Digital Services Infrastructure for Social Sciences and Humanities
Digital Services Infrastructure for Social Sciences and Humanities (DASISH) is an EC-funded project aiming to provide solutions to a number of common issues relevant for the five ESFRI projects in social sciences and humanities.
The five European Strategy Forum on Research Infrastructures (ESFRI) projects are: Council of European Social Science Data Archives (CESSDA), European Social Survey (ESS), Survey of Health, Ageing and Retirement in Europe (SHARE), Research Infrastructure for the Arts and Humanities (DARIAH), and Common Language Resources and Technologies Infrastructure (CLARIN).
DASISH has identified four major areas of activity namely data quality, data archiving, data access and legal and ethical. The outcome forms the basis for educational activities and for outreach to the communities that are to benefit from the work.
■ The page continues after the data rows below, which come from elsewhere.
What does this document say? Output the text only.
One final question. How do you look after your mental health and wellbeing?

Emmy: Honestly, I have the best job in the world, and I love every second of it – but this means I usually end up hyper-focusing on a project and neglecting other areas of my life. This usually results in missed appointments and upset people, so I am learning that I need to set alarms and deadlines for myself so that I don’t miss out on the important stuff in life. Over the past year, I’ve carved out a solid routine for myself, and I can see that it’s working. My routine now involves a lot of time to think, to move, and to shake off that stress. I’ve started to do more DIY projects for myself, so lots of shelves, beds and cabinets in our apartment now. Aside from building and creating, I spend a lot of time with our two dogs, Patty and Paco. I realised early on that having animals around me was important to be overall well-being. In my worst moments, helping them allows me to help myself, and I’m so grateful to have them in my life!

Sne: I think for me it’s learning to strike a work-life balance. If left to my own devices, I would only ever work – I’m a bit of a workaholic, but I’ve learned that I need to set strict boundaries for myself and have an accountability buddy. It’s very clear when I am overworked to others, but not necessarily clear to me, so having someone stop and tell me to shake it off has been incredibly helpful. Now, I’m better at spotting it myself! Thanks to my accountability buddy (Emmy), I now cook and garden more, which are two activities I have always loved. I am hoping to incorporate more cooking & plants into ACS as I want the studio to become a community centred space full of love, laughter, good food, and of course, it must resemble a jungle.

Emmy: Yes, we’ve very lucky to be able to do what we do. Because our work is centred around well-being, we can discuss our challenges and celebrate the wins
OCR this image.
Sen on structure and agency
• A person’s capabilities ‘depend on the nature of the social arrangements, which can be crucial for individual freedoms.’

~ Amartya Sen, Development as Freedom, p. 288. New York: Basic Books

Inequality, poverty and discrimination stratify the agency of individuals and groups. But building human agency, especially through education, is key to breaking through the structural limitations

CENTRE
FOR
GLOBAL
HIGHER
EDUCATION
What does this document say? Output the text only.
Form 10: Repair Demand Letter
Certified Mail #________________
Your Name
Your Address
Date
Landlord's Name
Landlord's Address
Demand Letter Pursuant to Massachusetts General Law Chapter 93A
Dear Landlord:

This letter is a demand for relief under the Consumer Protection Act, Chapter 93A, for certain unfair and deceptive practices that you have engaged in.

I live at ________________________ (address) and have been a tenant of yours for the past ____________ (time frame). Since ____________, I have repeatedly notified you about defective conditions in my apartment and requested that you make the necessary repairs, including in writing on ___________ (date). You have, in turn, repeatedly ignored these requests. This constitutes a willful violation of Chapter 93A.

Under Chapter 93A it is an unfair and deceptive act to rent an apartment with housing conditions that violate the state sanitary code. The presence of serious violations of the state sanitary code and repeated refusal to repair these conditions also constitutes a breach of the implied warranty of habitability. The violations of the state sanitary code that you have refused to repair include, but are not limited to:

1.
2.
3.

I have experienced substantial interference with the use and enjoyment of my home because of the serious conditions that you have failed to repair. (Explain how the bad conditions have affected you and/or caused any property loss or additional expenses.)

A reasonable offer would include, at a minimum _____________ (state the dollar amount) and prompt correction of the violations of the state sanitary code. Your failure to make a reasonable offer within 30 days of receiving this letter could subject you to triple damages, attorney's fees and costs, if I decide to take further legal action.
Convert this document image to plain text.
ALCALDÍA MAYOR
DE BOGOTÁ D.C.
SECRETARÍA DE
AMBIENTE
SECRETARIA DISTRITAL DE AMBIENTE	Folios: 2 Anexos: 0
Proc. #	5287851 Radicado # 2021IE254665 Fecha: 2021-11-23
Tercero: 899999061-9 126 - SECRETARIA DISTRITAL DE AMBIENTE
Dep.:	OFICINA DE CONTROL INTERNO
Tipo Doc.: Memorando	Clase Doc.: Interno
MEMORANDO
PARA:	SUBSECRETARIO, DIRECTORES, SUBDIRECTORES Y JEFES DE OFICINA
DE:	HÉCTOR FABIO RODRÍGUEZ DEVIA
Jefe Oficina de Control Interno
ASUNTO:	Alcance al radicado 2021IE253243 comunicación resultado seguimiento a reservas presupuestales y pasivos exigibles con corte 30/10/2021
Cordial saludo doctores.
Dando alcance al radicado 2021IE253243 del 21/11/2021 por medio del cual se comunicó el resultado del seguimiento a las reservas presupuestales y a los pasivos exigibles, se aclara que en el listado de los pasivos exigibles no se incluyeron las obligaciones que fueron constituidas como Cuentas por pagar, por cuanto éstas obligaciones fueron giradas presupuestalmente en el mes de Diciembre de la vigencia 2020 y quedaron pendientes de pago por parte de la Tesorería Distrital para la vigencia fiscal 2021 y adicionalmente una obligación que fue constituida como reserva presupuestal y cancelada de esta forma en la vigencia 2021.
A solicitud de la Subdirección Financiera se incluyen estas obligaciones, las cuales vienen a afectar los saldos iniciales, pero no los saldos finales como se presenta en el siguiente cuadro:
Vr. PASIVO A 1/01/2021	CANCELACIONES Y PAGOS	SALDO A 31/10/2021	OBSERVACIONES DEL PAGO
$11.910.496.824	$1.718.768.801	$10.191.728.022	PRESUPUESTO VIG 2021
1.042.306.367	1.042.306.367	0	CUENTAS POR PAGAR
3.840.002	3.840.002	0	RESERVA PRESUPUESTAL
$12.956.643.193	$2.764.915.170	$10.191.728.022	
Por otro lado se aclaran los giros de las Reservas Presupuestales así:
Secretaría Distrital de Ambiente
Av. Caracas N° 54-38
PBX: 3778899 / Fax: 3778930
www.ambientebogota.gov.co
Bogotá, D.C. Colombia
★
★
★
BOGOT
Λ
Through DASISH, the participating infrastructures will not only obtain new solutions for specific problems and a consolidation of their infrastructure building, but will work out solutions facilitating interdisciplinary cross-walks for their researchers. This will be of mutual benefit for the five infrastructures and the communities they serve.
The UK Data Archive will be leading the first task of the Architecture and Quality Assessment work package to produce a report identifying the points of commonality in the five SSH infrastructures' community research and data lifecycles needs. The report will also identify and describe the current state-of-the-art solutions and best practices in e-infrastructure for each community.
The second task, which the Archive will be contributing to, is to create a reference architecture using the findings from the report.
The Archive will also contribute to the production of a report which will make recommendations to improve the quality of metadata descriptions as part of the Shared Data Access and Enrichment work package.